Malloy gave his most rousing speech of the long afternoon, including the line he has been using of late to refer to Lamont and Foley.

"I'm not one of the guys going around saying I want to run government more like a business," Malloy declared. "I want to run government like a good government."

That was music to the ears of the health care union officials sitting at the table to Malloy's right.

"There's a direct correlation between who runs the state of Connecticut and the job losses, which by the way runs contrary to what we usually hear from Republicans, that they're all pro-business, " said Greg Kotecki, a field representative for AFT Connecticut, whose locals represent workers at Lawrence & Memorial Hospital.

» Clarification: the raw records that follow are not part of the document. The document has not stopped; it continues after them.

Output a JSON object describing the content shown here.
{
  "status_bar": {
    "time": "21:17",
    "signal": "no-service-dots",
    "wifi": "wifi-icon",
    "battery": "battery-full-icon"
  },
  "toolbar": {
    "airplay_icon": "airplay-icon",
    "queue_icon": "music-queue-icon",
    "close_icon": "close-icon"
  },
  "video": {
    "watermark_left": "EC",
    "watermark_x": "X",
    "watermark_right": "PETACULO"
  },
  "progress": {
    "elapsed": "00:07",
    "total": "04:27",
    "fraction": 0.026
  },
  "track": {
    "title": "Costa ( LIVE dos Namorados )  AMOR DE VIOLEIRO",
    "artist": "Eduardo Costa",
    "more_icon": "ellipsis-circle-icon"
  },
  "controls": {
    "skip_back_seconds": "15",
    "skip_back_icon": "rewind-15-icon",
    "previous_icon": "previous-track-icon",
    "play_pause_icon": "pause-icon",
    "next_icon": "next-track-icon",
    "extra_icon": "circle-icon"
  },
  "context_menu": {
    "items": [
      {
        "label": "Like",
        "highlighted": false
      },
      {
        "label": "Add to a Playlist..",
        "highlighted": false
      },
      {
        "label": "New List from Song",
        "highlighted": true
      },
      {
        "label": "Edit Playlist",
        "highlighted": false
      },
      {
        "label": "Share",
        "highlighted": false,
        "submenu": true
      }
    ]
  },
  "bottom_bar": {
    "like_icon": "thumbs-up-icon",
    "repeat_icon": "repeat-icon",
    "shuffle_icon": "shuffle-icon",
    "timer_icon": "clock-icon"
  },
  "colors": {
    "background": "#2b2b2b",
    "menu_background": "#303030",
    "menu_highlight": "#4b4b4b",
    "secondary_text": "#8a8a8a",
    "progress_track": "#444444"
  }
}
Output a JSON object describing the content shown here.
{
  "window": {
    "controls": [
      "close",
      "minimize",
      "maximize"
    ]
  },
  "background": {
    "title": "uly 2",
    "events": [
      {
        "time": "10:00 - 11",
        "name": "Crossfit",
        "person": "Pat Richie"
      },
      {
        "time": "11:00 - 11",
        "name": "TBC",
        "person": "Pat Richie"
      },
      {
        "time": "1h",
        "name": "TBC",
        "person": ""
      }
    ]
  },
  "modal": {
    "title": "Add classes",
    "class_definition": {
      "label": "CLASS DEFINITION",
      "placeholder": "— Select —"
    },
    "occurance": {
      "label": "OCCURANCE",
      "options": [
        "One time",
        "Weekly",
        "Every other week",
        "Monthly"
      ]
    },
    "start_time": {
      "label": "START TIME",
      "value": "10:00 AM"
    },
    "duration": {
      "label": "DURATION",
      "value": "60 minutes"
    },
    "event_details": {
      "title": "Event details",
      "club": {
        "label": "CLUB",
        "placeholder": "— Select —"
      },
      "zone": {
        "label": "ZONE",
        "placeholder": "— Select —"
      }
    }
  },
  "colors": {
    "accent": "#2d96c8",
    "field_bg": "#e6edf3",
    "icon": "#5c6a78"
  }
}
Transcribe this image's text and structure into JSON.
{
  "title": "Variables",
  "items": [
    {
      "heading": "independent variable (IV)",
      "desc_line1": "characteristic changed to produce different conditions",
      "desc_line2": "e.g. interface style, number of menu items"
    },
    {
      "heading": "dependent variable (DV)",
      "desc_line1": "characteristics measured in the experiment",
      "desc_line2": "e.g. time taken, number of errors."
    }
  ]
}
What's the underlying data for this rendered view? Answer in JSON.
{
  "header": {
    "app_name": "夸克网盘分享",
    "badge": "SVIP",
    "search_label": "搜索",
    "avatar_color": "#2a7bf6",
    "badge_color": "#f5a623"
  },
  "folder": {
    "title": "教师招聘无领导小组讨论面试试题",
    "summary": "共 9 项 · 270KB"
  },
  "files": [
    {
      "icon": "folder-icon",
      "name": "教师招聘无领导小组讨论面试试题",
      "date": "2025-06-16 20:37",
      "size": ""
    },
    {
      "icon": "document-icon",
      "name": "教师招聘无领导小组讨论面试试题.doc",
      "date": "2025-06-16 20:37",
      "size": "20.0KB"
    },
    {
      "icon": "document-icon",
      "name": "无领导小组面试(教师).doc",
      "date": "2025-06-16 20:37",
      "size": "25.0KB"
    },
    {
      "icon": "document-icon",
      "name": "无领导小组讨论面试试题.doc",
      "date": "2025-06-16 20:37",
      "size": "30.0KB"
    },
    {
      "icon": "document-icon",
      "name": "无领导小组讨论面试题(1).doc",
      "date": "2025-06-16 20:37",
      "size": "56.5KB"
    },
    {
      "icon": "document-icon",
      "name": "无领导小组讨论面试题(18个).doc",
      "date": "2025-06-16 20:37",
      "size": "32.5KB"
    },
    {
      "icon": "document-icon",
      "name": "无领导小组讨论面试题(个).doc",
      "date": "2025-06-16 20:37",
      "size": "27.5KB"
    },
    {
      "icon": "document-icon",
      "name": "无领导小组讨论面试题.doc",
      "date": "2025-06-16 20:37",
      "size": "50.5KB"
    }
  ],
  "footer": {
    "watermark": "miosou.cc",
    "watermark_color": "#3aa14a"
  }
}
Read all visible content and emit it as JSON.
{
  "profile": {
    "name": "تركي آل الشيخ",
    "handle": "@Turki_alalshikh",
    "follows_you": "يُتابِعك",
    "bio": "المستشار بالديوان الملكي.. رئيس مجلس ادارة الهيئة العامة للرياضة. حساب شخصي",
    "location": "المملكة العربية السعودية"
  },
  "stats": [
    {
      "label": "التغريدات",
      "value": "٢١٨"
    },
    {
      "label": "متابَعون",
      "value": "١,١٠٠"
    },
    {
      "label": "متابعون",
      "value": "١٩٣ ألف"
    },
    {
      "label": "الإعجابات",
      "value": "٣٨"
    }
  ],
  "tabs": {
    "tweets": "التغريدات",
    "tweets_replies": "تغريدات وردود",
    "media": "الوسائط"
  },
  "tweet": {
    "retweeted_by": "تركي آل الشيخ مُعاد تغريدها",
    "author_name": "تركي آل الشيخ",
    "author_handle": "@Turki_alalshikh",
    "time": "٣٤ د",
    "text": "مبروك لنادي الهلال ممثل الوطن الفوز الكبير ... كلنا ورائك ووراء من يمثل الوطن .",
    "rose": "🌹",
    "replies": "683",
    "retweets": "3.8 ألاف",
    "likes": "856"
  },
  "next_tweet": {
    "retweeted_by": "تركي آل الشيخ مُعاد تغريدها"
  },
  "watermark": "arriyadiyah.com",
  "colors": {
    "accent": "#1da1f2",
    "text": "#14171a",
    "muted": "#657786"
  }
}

"Dan really said it best," said Kathy Martin, the president of Local 5051. "He said that he can outwork anybody, he doesn't need the millions and millions that the rich Republicans have."

Malloy is a government believer, and says it is naive to think that the state can run efficiently on business acumen alone.

"This argument that Foley and Lamont are making that all you need is a business leader to run government is being rejected," he said. "Tell me a business that incarcerates people or treats them if they have no money at the hospital, or picks up the bill, or educates 15 or 20 thousand people in an urban educational system, or is responsible for zoning. Tell me that. There is a difference of having a level of experience of running government that is very different than raiding a company and stripping out the assets."